Python process is running remotely, direct access to folder is not possible
# -*- coding: utf-8 -*-
import dataiku
import pandas as pd, numpy as np
from dataiku import pandasutils as pdu
import os
import glob
# Read recipe inputs
ctdna_output = dataiku.Folder("aMqrRJSr")
ctdna_output_info = ctdna_output.get_info()
#get list of files
files = glob.glob(os.path.join(ctdna_output.get_path(),'R2810_1624_*.csv')) *** (where i am having the problem)

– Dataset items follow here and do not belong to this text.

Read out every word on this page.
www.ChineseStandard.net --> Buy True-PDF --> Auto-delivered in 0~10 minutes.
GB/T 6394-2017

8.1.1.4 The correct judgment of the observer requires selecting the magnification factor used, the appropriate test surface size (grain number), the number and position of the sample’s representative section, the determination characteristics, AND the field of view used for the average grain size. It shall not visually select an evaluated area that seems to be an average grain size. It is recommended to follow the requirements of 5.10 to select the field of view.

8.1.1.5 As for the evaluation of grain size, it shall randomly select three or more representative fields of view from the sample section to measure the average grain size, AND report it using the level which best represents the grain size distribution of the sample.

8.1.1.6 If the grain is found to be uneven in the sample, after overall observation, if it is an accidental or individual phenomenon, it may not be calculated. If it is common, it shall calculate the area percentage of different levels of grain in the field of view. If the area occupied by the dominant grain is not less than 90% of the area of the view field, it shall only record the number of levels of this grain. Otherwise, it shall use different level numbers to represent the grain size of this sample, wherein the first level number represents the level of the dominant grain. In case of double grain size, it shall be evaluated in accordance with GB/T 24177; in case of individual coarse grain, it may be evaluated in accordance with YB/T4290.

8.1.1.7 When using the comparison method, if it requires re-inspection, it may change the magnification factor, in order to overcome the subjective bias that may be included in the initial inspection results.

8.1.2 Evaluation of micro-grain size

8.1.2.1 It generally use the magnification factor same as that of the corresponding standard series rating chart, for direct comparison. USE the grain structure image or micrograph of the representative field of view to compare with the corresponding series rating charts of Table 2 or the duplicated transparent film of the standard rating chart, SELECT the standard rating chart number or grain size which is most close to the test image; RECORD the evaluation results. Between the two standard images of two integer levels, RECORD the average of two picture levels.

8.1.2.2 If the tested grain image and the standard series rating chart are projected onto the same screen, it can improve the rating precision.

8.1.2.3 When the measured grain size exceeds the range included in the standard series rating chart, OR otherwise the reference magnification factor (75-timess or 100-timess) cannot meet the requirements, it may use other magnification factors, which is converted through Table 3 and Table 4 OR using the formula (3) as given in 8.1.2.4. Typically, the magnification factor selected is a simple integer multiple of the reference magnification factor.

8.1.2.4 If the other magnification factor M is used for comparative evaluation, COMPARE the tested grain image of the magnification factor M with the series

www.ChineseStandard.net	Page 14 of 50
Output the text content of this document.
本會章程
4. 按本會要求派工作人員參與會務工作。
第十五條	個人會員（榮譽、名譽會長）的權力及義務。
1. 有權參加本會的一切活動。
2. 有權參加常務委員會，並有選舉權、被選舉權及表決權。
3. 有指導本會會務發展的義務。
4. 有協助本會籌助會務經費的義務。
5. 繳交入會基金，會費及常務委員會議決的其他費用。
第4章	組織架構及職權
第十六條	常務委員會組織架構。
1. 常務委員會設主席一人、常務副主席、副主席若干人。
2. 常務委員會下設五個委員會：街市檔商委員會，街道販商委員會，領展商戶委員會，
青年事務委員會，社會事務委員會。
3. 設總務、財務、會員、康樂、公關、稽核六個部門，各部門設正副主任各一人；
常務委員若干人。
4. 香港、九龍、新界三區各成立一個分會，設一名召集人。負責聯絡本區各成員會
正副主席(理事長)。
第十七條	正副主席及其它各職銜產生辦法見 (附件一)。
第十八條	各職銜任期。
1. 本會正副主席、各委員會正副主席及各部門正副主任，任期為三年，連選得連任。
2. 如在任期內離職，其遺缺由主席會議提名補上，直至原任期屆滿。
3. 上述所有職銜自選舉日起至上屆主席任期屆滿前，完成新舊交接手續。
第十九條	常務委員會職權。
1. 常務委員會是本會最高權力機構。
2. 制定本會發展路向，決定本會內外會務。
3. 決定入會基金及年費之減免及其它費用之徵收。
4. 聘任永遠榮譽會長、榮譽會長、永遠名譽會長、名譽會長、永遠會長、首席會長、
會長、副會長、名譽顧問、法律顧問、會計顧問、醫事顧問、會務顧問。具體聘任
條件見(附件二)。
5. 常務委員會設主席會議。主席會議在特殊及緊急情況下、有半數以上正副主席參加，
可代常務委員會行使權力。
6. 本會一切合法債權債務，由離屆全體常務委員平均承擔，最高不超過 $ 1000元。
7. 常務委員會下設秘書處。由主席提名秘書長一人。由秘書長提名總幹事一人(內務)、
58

****Please help with a solution
Answers
-
Hi,
From the post's title, it seems that the code is running outside of DSS (probably in a pod). As a result of this, you don't have access to the DSS filesystem (the same implies to the managed folders hosted in another location (S3, HDFS, Azure Blob, …)), so you will need to use get_download_stream/upload_stream to read/write from/to the managed folder. Please refer to the below example:
folder_handle = dataiku.Folder("jWoN2f4k") paths = folder_handle.list_paths_in_partition() for path in paths: with folder_handle.get_download_stream(path) as f: output_df = pd.read_csv(f) print(output_df.shape) # do something with dataframe
Best,
Vitaliy
-
Hi Vitaliy,
I do have access to the DSS.
If i run that code on the DSS computation, it work, but once i change my computation to kubernetes, it gives errors.
-
Hi, without knowing what the error is, we can't say much. Can you add a job diag? If you can't add it here, I would suggest opening a support ticket providing the job diag of the failed job (https://doc.dataiku.com/dss/latest/troubleshooting/obtaining-support.html#guidelines-for-submitting-a-support-ticke).
Best,
Vitaliy